Soon the farm had thousands of birds housed within turkey sheds.

Unfortunately, Barcham was under the flight path for Mildenhall, and every time a plane came over rather low, the turkeys, being stupid birds, would panic and go into a huddle in the corner, causing many to be suffocated.

Plucking began at the end of November and twenty thousand freshly killed turkeys would have to be hand plucked before Christmas Eve.

This was a job that needed lots of helpers, but the atmosphere in the cold barn was always good with a variance of pluckers who were prepared to sit surrounded by turkey feathers usually three feet deep by the 24th.

The turkey market went well and sales soon extended to the whole year not just Christmas.

John expanded the poultry side and soon had chickens and ducks at Barcham, The Cotes at Soham and Mount Pleasant, Pymoor, the farm he inherited from his Father.

It was during this time that John married Raine Rodger Brown and in July 1961, his twin daughters Kate and Emma were born and two years later his son Simon.

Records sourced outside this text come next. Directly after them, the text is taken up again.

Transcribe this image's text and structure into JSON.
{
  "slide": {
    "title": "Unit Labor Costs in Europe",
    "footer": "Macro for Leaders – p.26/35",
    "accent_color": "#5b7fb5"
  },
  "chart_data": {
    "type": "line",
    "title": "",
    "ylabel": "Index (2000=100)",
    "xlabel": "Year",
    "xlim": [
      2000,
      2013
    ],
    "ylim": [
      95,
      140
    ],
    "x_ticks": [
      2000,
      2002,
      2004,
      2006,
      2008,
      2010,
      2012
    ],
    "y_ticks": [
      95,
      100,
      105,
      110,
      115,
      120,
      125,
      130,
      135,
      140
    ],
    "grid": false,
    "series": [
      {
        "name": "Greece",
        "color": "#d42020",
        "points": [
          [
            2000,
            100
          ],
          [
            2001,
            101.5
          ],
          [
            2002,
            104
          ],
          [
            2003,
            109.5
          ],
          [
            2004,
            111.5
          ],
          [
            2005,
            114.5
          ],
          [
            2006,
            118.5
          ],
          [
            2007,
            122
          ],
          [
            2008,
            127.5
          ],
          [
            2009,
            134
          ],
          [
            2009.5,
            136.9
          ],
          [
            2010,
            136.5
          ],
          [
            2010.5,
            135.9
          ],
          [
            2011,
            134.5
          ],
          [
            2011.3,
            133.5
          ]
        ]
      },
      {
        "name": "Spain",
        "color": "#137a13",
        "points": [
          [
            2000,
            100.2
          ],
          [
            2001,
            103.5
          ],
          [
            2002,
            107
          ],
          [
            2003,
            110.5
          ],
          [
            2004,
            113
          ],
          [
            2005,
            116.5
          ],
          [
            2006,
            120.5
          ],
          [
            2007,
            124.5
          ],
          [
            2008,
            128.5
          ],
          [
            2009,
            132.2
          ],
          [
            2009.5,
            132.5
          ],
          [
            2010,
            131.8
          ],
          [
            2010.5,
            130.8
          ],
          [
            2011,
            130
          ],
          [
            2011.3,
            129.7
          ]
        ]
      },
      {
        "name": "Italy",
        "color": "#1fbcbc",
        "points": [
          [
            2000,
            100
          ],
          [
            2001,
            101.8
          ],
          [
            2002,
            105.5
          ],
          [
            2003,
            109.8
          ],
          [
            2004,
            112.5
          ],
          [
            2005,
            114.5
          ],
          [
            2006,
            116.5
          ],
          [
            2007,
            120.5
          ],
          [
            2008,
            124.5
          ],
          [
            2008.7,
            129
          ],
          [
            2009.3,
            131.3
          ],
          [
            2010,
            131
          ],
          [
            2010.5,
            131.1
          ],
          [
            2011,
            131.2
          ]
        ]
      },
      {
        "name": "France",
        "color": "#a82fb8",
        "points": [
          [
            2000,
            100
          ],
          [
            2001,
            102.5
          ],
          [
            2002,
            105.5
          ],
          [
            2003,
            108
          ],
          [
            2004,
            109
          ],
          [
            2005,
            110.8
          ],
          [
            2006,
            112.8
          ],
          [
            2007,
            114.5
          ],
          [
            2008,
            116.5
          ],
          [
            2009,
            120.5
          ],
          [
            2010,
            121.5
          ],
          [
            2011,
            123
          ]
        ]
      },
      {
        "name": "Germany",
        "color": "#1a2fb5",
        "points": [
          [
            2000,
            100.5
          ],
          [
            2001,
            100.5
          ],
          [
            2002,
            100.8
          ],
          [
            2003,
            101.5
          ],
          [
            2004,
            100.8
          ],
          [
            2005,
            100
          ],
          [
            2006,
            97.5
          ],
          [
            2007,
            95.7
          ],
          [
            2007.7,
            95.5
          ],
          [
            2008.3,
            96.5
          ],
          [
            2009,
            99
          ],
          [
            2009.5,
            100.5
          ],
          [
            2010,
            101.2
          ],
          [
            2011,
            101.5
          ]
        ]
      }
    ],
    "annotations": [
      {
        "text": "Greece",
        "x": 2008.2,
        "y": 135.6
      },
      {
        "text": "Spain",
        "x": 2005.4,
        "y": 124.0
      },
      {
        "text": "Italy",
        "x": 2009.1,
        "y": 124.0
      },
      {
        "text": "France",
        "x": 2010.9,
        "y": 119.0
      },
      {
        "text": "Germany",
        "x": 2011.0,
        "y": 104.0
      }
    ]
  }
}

In 1968 he took on a project away from agriculture and converted a house in Ely into the Old Fire Engine restaurant with Ann Jarman as manageress.

He handed over his share but it was always a focal part of his life.

He found it amusing to see the reaction of customers there when he went behind the bar and helped himself to wine!

He married Diana forty one years ago, with whom he shared a great love of music but especially the Wagnerian operas. Their son Marcus was born two years later and became a professional musician giving performances locally for charities especially the Cathedral.

John and Diana started Barcham Trees and although he sold this when he reached retirement, it is a wonderful memorial to him that there are so many plantations and avenues of trees for which he was responsible.

The Church and his faith played a vital part later in his life.

He loved the Cathedral and its history and would often go there to admire the buildings and absorb the atmosphere.

Anyone visiting might find themselves being taken to the darker corners of the building and shown some of the Green Men – John knew where they all were.

For more than twenty years he supplied the Christmas tree in the Cathedral which his wife Diana would transform into a stunning centre piece for the Christmas services.

The charitable legacy John inherited from his parents took a very different path from theirs.

His Father was a local Magistrate and together with his wife, founded The Friends of Tower Hospital, Sunday, and the Christmas collection around the villages.

John’s philanthropy was on a quieter but equally effective level.

He helped many who had been written off by society and was always holding out a helping hand to the underdog.

Over the years John and his wife worked hard to create Barcham.

The old farm buildings were converted into workshops and the lake, gardens and house have been an on-going project.

John will be missed by his friends, colleagues and family.

As well as Diana his wife, he had four children, two step-children, twelve grandchildren and one surviving sister. Everyone whose lives were enriched by knowing him will feel his loss deeply.

John’s funeral will be on Tuesday June 11 at 2.30 in the Cathedral.